This can sound retro, if not just a bit silly, like separate playgrounds for the girls and the boys.
But in the coming weeks, New York theatergoers will be introduced to major productions of single-gender Shakespeare. Of course, the "trend" began more than four centuries ago in Elizabethan London, at least for the guys. Lately, however, all-women Shakespeare is enjoying what appears to be a healthy, tumultuous turnabout.
As everyone knows who at least saw "Shakespeare in Love," women were banned from performing on the wicked stage during his time, which means that men and boys played all the roles he ever wrote. When actor Mark Rylance became the first artistic director of the remarkable, re-created Shakespeare's Globe Theatre in 1995, he helped spearhead a return to the original practice.

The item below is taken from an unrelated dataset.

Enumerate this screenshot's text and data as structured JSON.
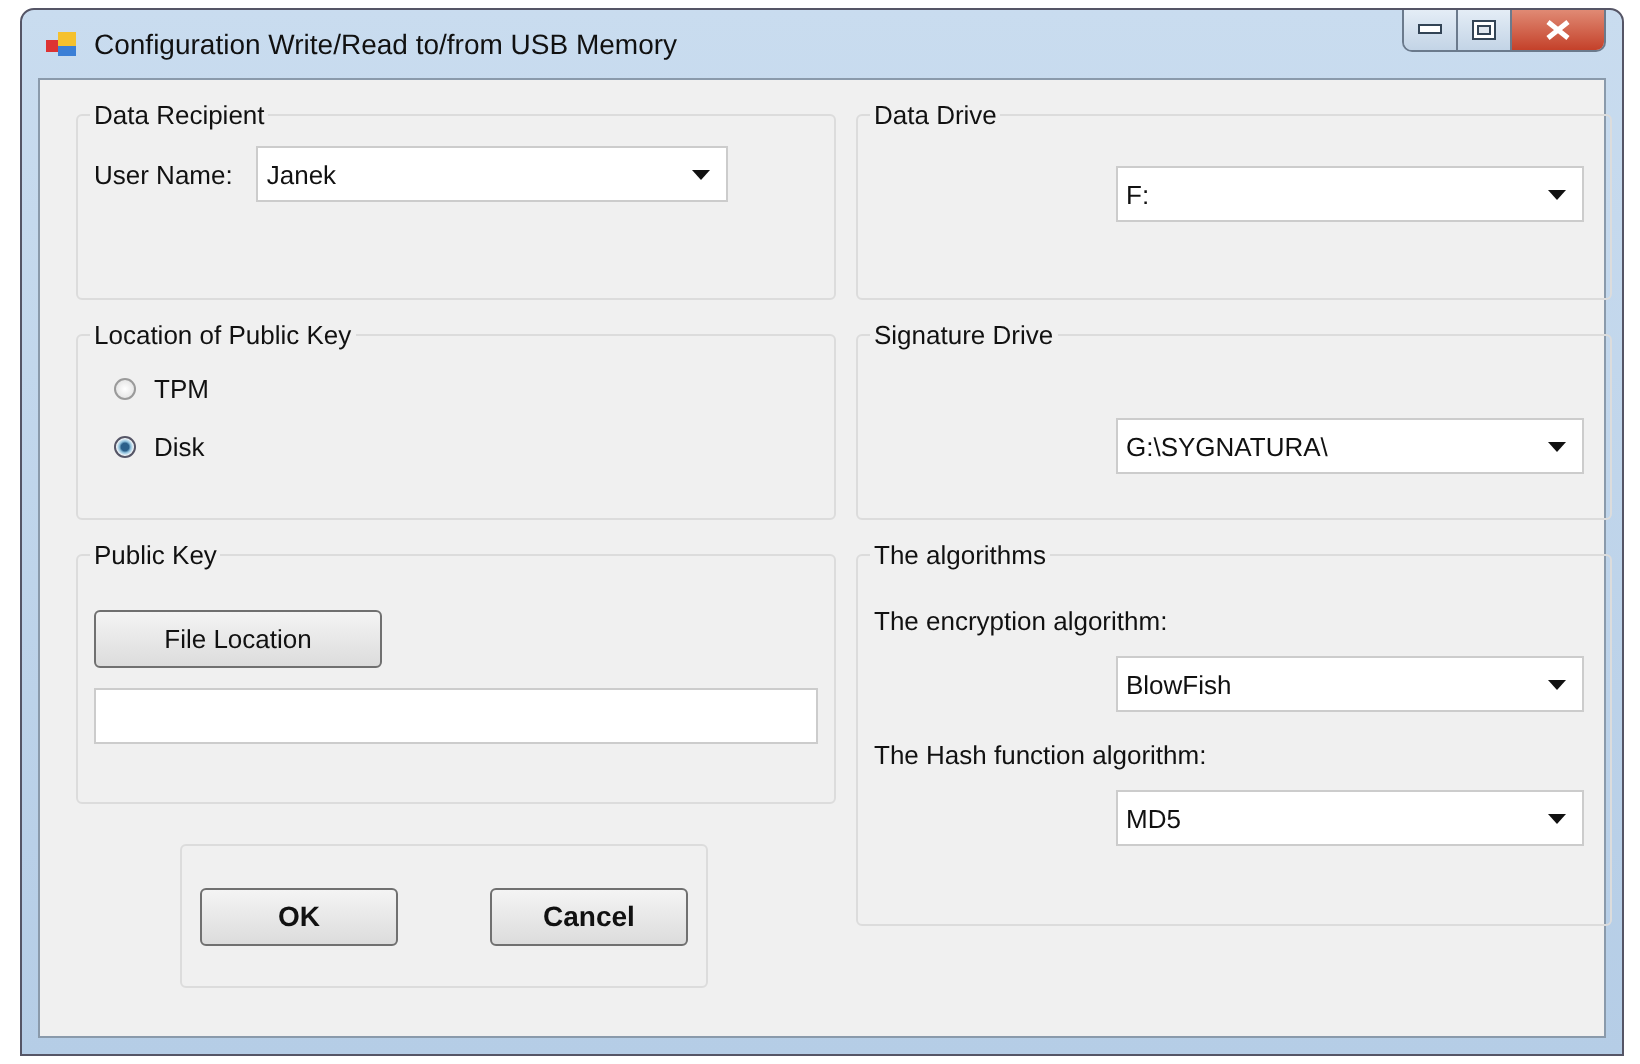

Rylance, who won Tonys for his wildly contrasting star turns in "Boeing, Boeing" in 2008 and "Jerusalem" in 2011, is the box-office lure for the celebrated all-male "Richard III" and "Twelfth Night," which begin previews Oct. 15 at the Belasco Theatre and open, in repertory, Nov. 10. Rylance plays another couple of contrasting characters -- the humpbacked king in one and the noble Olivia in the other. But the Globe productions, which approximate original Elizabethan fabrics, weaponry and limited lighting, promise far more than a star turn.